Kruger in Winter – Lazy Birding

One of the great pleasures of birding in Kruger National Park is that you don’t necessarily have to go on a game drive to find a variety of birds. Birding the camp on foot is often a very productive way of building up a list of bird sightings and, if you are fortunate, you may be allocated a rondavel or chalet with surrounds that bring the birds to you.

Most of Kruger’s camps attract many birds with their well developed trees and gardens, as well as the bush that surrounds the camps, and there is no better way to enjoy the diverse bird life than sitting on your small stoep, sustained by regular injections of appropriate beverages, watching the passing show of birds and occasional animals.

As I mentioned in my last post, we were lucky to get a booking in Olifants camp for 5 nights during the last week of the winter school holidays – prime time in Kruger – and were doubly lucky to get a rondavel with “River view”, which are very sought after.

When we arrived at Olifants and drove to our rondavel after checking in, we were thrilled to see just how good our “river view” was – a view that started with the fence a couple of metres away, then dense bush and trees all the way down the steep slope to the river far below, where we could already make out an elephant or two and some hippos in the pools that form amongst the rocky course of this iconic river.

The River View from our stoep

Over the next 5 days, between the customary game drives, we spent as much time as possible on our small stoep, from early morning coffee to sundowner time, just chilling, reading and seemingly not concerned with our immediate surroundings, but ready at any moment to check out a nearby bird in the bush or more distant ones flying across the river below.

Seen from the Stoep…..

Here are some of the birds that came by to visit us, all taken from our stoep:

Orange-breasted Bushshrike (Chlorophoneus sulfureopectus / Oranjeborslaksman), Olifants camp
Jameson’s Firefinch (Female) (Lagonosticta rhodopareia / Jamesonse vuurvinkie), Olifants camp
Dark-capped Bulbul (Pycnonotus tricolor layardi subspecies / Swartoogtiptol), Olifants camp
Spectacled Weaver (Ploceus ocularis / Brilwewer), Olifants camp
Acacia Pied Barbet (Tricholaema leucomelas/ Bonthoutkapper), Olifants camp
White-throated Robin-Chat (Cossypha humeralis / Witkeeljanfrederik), Olifants camp
Brown-crowned Tchagra (Tchagra australis / Rooivlerktjagra), Olifants camp
Green-winged Pytilia (Juvenile) (Pytilia melba / Gewone melba), Olifants camp
Tawny-flanked Prinia (Prinia subflava / Bruinsylangstertjie), Olifants camp
Long-billed Crombec (Sylvietta rufescens / Bosveldstompstert), Olifants camp

And others….

The bush in fron of our rondavel was alive with bird life for most of the day and we saw many more than those photographed above, including the likes of …..

Black-headed Oriole

Brown-headed Parrot

Golden-tailed Woodpecker (who decided to “shadow-box” a supposed rival in our car’s external mirror on the day we packed to move on)

Grey-headed Bush-shrike

And to round off, a couple of non-bird visitors………

Tree Squirrel
Wasp? Not really sure but an attractive insect

4 thoughts on “Kruger in Winter – Lazy Birding”

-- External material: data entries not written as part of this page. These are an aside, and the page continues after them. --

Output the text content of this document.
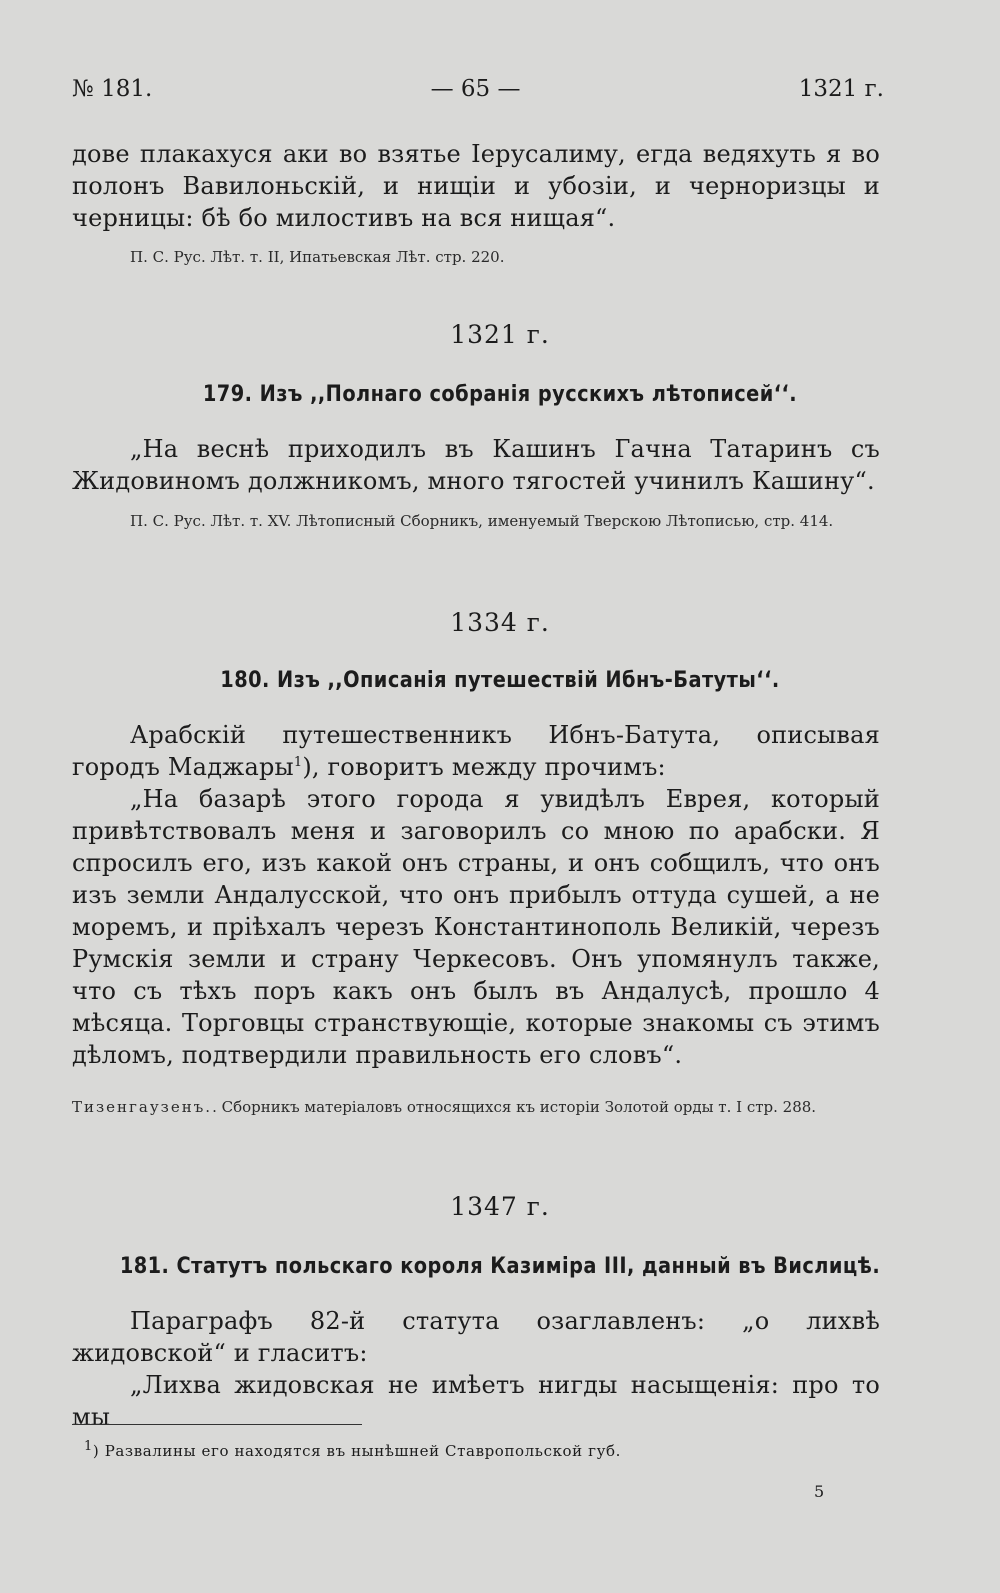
№ 181.	— 65 —	1321 г.

дове плакахуся аки во взятье Іерусалиму, егда ведяхуть я во полонъ Вавилоньскій, и нищіи и убозіи, и черноризцы и черницы: бѣ бо милостивъ на вся нищая“.

П. С. Рус. Лѣт. т. II, Ипатьевская Лѣт. стр. 220.
1321 г.
179. Изъ ,,Полнаго собранія русскихъ лѣтописей‘‘.

„На веснѣ приходилъ въ Кашинъ Гачна Татаринъ съ Жидовиномъ должникомъ, много тягостей учинилъ Кашину“.

П. С. Рус. Лѣт. т. XV. Лѣтописный Сборникъ, именуемый Тверскою Лѣтописью, стр. 414.
1334 г.
180. Изъ ,,Описанія путешествій Ибнъ-Батуты‘‘.

Арабскій путешественникъ Ибнъ-Батута, описывая городъ Маджары$^1$), говоритъ между прочимъ:

„На базарѣ этого города я увидѣлъ Еврея, который привѣтствовалъ меня и заговорилъ со мною по арабски. Я спросилъ его, изъ какой онъ страны, и онъ собщилъ, что онъ изъ земли Андалусской, что онъ прибылъ оттуда сушей, а не моремъ, и пріѣхалъ черезъ Константинополь Великій, черезъ Румскія земли и страну Черкесовъ. Онъ упомянулъ также, что съ тѣхъ поръ какъ онъ былъ въ Андалусѣ, прошло 4 мѣсяца. Торговцы странствующіе, которые знакомы съ этимъ дѣломъ, подтвердили правильность его словъ“.

Тизенгаузенъ.. Сборникъ матеріаловъ относящихся къ исторіи Золотой орды т. I стр. 288.
1347 г.
181. Статутъ польскаго короля Казиміра III, данный въ Вислицѣ.

Параграфъ 82-й статута озаглавленъ: „о лихвѣ жидовской“ и гласитъ:

„Лихва жидовская не имѣетъ нигды насыщенія: про то мы

$^1$) Развалины его находятся въ нынѣшней Ставропольской губ.
5
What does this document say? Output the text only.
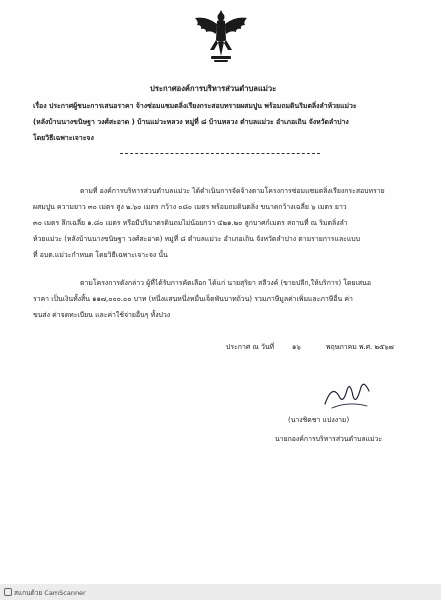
ประกาศองค์การบริหารส่วนตำบลแม่วะ
เรื่อง ประกาศผู้ชนะการเสนอราคา จ้างซ่อมแซมตลิ่งเรียงกระสอบทรายผสมปูน พร้อมถมดินริมตลิ่งลำห้วยแม่วะ
(หลังบ้านนางขนิษฐา วงศ์สะอาด ) บ้านแม่วะหลวง หมู่ที่ ๘ บ้านหลวง ตำบลแม่วะ อำเภอเถิน จังหวัดลำปาง
โดยวิธีเฉพาะเจาะจง
ตามที่ องค์การบริหารส่วนตำบลแม่วะ ได้ดำเนินการจัดจ้างตามโครงการซ่อมแซมตลิ่งเรียงกระสอบทราย
ผสมปูน ความยาว ๓๐ เมตร สูง ๒.๖๐ เมตร กว้าง ๐๘๐ เมตร พร้อมถมดินตลิ่ง ขนาดกว้างเฉลี่ย ๖ เมตร ยาว
๓๐ เมตร ลึกเฉลี่ย ๑.๘๐ เมตร หรือมีปริมาตรดินถมไม่น้อยกว่า ๔๒๑.๒๐ ลูกบาศก์เมตร สถานที่ ณ ริมตลิ่งลำ
ห้วยแม่วะ (หลังบ้านนางขนิษฐา วงศ์สะอาด) หมู่ที่ ๘ ตำบลแม่วะ อำเภอเถิน จังหวัดลำปาง ตามรายการและแบบ
ที่ อบต.แม่วะกำหนด โดยวิธีเฉพาะเจาะจง นั้น
ตามโครงการดังกล่าว ผู้ที่ได้รับการคัดเลือก ได้แก่ นายสุริยา สลีวงค์ (ขายปลีก,ให้บริการ) โดยเสนอ
ราคา เป็นเงินทั้งสิ้น ๑๑๗,๐๐๐.๐๐ บาท (หนึ่งแสนหนึ่งหมื่นเจ็ดพันบาทถ้วน) รวมภาษีมูลค่าเพิ่มและภาษีอื่น ค่า
ขนส่ง ค่าจดทะเบียน และค่าใช้จ่ายอื่นๆ ทั้งปวง
ประกาศ ณ วันที่	๑๖	พฤษภาคม พ.ศ. ๒๕๖๗
(นางชิดชา แปงงาม)
นายกองค์การบริหารส่วนตำบลแม่วะ
สแกนด้วย CamScanner
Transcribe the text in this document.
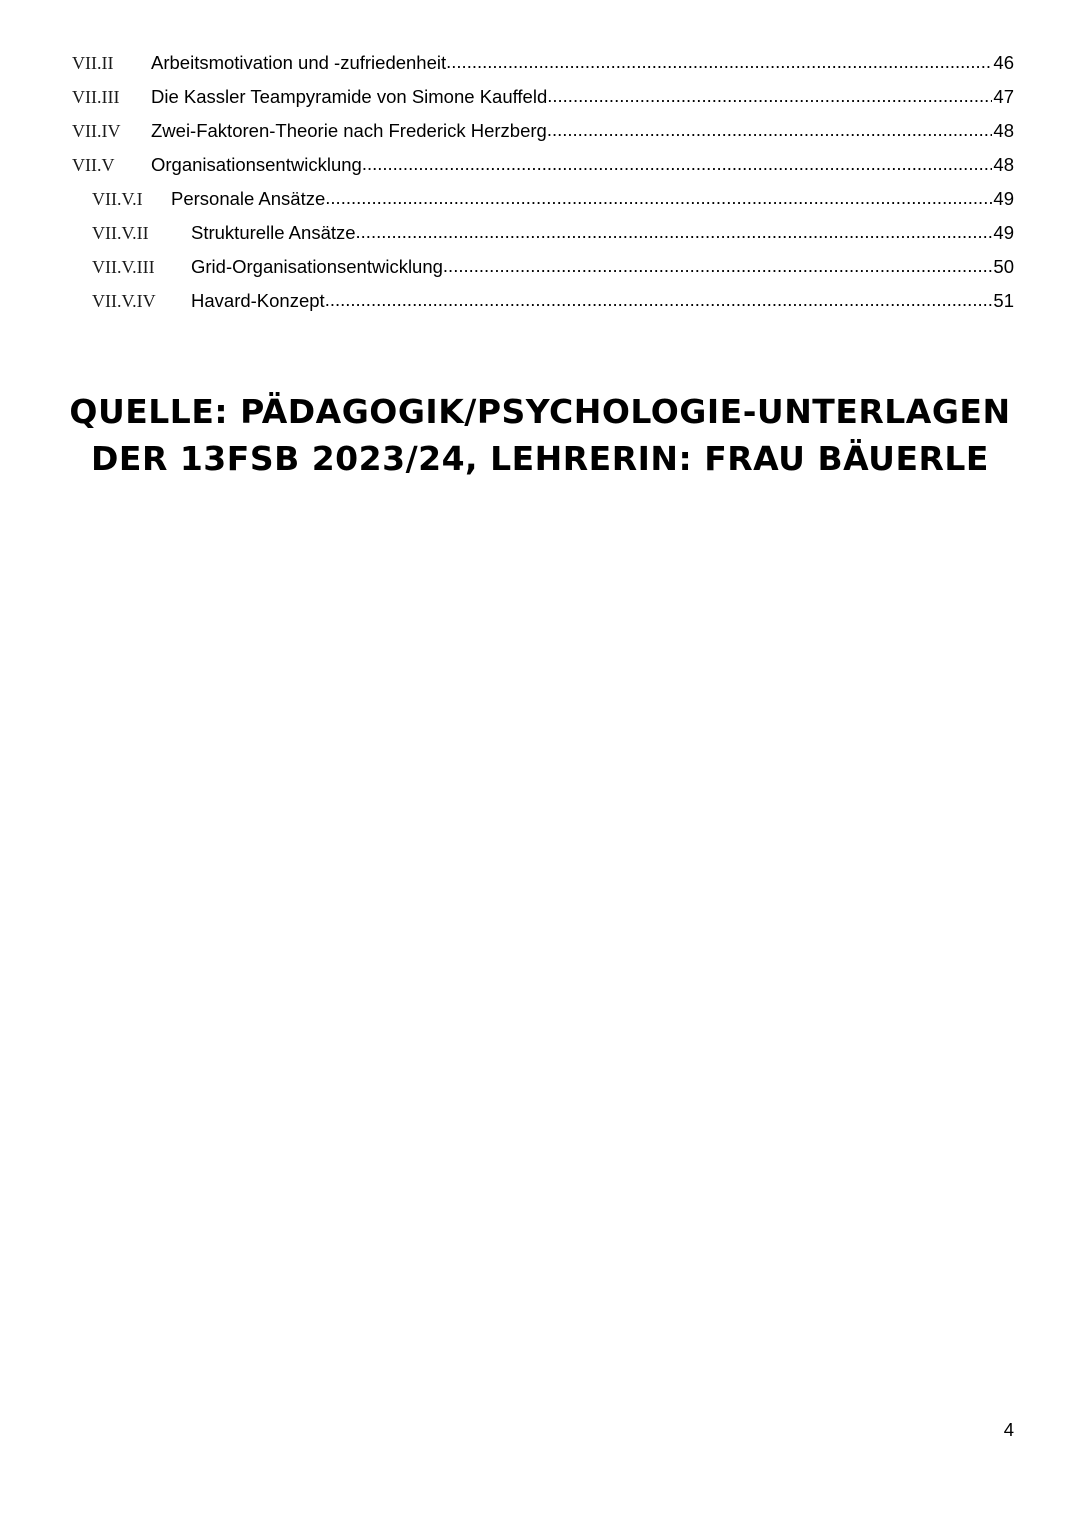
VII.II	Arbeitsmotivation und -zufriedenheit .....	46
VII.III	Die Kassler Teampyramide von Simone Kauffeld .....	47
VII.IV	Zwei-Faktoren-Theorie nach Frederick Herzberg .....	48
VII.V	Organisationsentwicklung .....	48
VII.V.I	Personale Ansätze .....	49
VII.V.II	Strukturelle Ansätze .....	49
VII.V.III	Grid-Organisationsentwicklung .....	50
VII.V.IV	Havard-Konzept .....	51
QUELLE: PÄDAGOGIK/PSYCHOLOGIE-UNTERLAGEN
DER 13FSB 2023/24, LEHRERIN: FRAU BÄUERLE
4
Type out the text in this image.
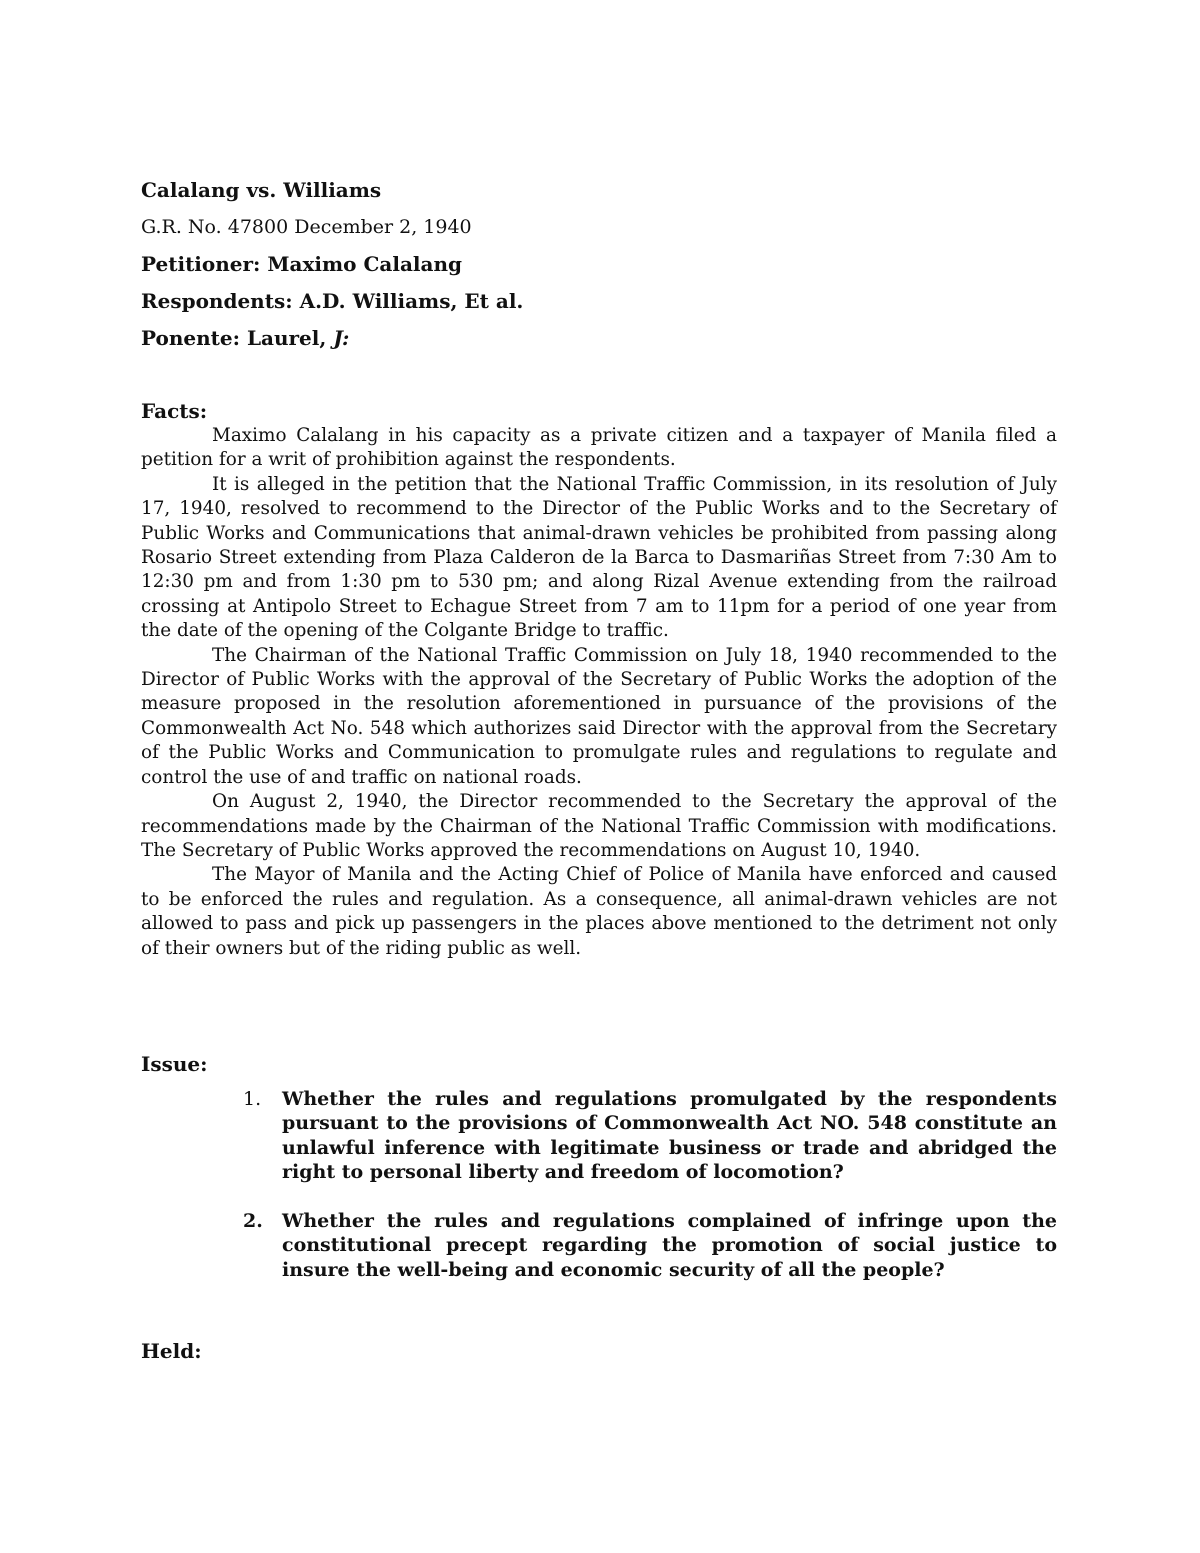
Calalang vs. Williams
G.R. No. 47800 December 2, 1940
Petitioner: Maximo Calalang
Respondents: A.D. Williams, Et al.
Ponente: Laurel, J:
Facts:

Maximo Calalang in his capacity as a private citizen and a taxpayer of Manila filed a petition for a writ of prohibition against the respondents.

It is alleged in the petition that the National Traffic Commission, in its resolution of July 17, 1940, resolved to recommend to the Director of the Public Works and to the Secretary of Public Works and Communications that animal-drawn vehicles be prohibited from passing along Rosario Street extending from Plaza Calderon de la Barca to Dasmariñas Street from 7:30 Am to 12:30 pm and from 1:30 pm to 530 pm; and along Rizal Avenue extending from the railroad crossing at Antipolo Street to Echague Street from 7 am to 11pm for a period of one year from the date of the opening of the Colgante Bridge to traffic.

The Chairman of the National Traffic Commission on July 18, 1940 recommended to the Director of Public Works with the approval of the Secretary of Public Works the adoption of the measure proposed in the resolution aforementioned in pursuance of the provisions of the Commonwealth Act No. 548 which authorizes said Director with the approval from the Secretary of the Public Works and Communication to promulgate rules and regulations to regulate and control the use of and traffic on national roads.

On August 2, 1940, the Director recommended to the Secretary the approval of the recommendations made by the Chairman of the National Traffic Commission with modifications. The Secretary of Public Works approved the recommendations on August 10, 1940.

The Mayor of Manila and the Acting Chief of Police of Manila have enforced and caused to be enforced the rules and regulation. As a consequence, all animal-drawn vehicles are not allowed to pass and pick up passengers in the places above mentioned to the detriment not only of their owners but of the riding public as well.

Issue:
1. Whether the rules and regulations promulgated by the respondents pursuant to the provisions of Commonwealth Act NO. 548 constitute an unlawful inference with legitimate business or trade and abridged the right to personal liberty and freedom of locomotion?
2. Whether the rules and regulations complained of infringe upon the constitutional precept regarding the promotion of social justice to insure the well-being and economic security of all the people?
Held:
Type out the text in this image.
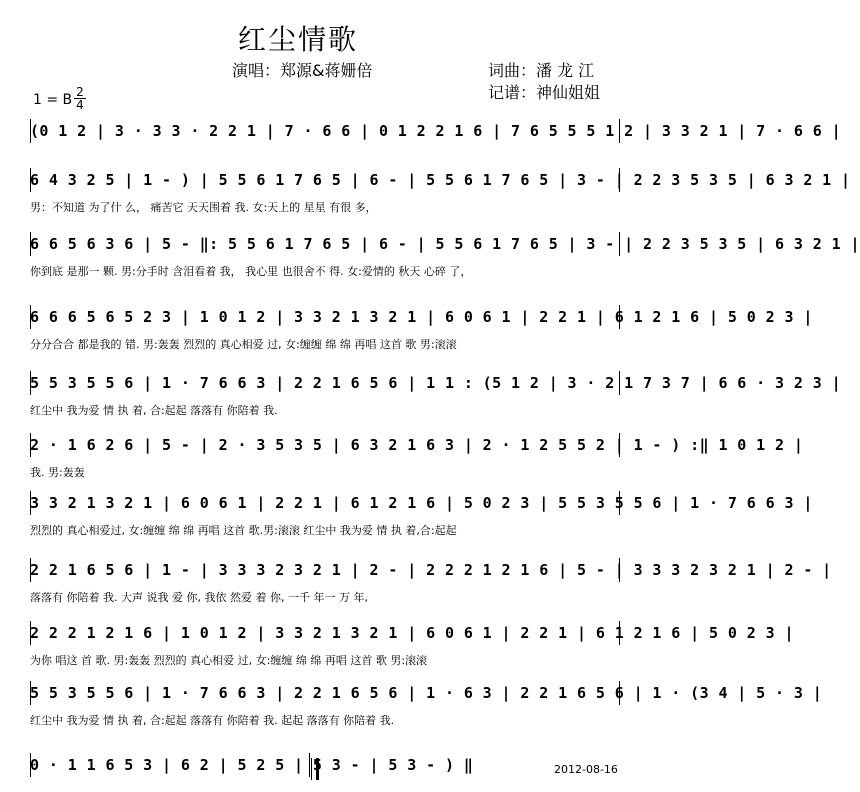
红尘情歌
演唱：郑源&蒋姗倍	词曲：潘 龙 江
记谱：神仙姐姐
1 = B $\frac{2}{4}$
(0 1 2 | 3 · 3 3 · 2 2 1 | 7 · 6 6 | 0 1 2 2 1 6 | 7 6 5 5 5 1 2 | 3 3 2 1 | 7 · 6 6 |
6 4 3 2 5 | 1 - ) | 5 5 6 1 7 6 5 | 6 - | 5 5 6 1 7 6 5 | 3 - | 2 2 3 5 3 5 | 6 3 2 1 |
男：不知道 为了什 么， 痛苦它 天天围着 我. 女:天上的 星星 有很 多，
6 6 5 6 3 6 | 5 - ‖: 5 5 6 1 7 6 5 | 6 - | 5 5 6 1 7 6 5 | 3 - | 2 2 3 5 3 5 | 6 3 2 1 |
你到底 是那一 颗. 男:分手时 含泪看着 我， 我心里 也很舍不 得. 女:爱情的 秋天 心碎 了，
6 6 6 5 6 5 2 3 | 1 0 1 2 | 3 3 2 1 3 2 1 | 6 0 6 1 | 2 2 1 | 6 1 2 1 6 | 5 0 2 3 |
分分合合 都是我的 错. 男:轰轰 烈烈的 真心相爱 过, 女:缠缠 绵 绵 再唱 这首 歌 男:滚滚
5 5 3 5 5 6 | 1 · 7 6 6 3 | 2 2 1 6 5 6 | 1 1 : (5 1 2 | 3 · 2 1 7 3 7 | 6 6 · 3 2 3 |
红尘中 我为爱 情 执 着, 合:起起 落落有 你陪着 我.
2 · 1 6 2 6 | 5 - | 2 · 3 5 3 5 | 6 3 2 1 6 3 | 2 · 1 2 5 5 2 | 1 - ) :‖ 1 0 1 2 |
我. 男:轰轰
3 3 2 1 3 2 1 | 6 0 6 1 | 2 2 1 | 6 1 2 1 6 | 5 0 2 3 | 5 5 3 5 5 6 | 1 · 7 6 6 3 |
烈烈的 真心相爱过, 女:缠缠 绵 绵 再唱 这首 歌.男:滚滚 红尘中 我为爱 情 执 着,合:起起
2 2 1 6 5 6 | 1 - | 3 3 3 2 3 2 1 | 2 - | 2 2 2 1 2 1 6 | 5 - | 3 3 3 2 3 2 1 | 2 - |
落落有 你陪着 我. 大声 说我 爱 你, 我依 然爱 着 你, 一千 年一 万 年,
2 2 2 1 2 1 6 | 1 0 1 2 | 3 3 2 1 3 2 1 | 6 0 6 1 | 2 2 1 | 6 1 2 1 6 | 5 0 2 3 |
为你 唱这 首 歌. 男:轰轰 烈烈的 真心相爱 过, 女:缠缠 绵 绵 再唱 这首 歌 男:滚滚
5 5 3 5 5 6 | 1 · 7 6 6 3 | 2 2 1 6 5 6 | 1 · 6 3 | 2 2 1 6 5 6 | 1 · (3 4 | 5 · 3 |
红尘中 我为爱 情 执 着, 合:起起 落落有 你陪着 我. 起起 落落有 你陪着 我.
0 · 1 1 6 5 3 | 6 2 | 5 2 5 | 5 3 - | 5 3 - ) ‖	2012-08-16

  1. This is the life! We camp and I usually try to find a site near some bushes / shrubbery for I find it entertaining to see the wide variety of birds than hang around the area. They have mostly become habituated to humans too and don’t seem to mind being photographed. I have enjoyed this post immensely.

    1. It’s a bit like having your own bird hide in the bush – the birds come and go without concern and you can observe them and photograph them fairly easily. One afternoon I set up my spotting scope on the stoep and was able to see many other species, way down in the river – Saddle-billed Stork, Red-billed Oxpeckers (on a Hippo), White-crowned Lapwing and other delights.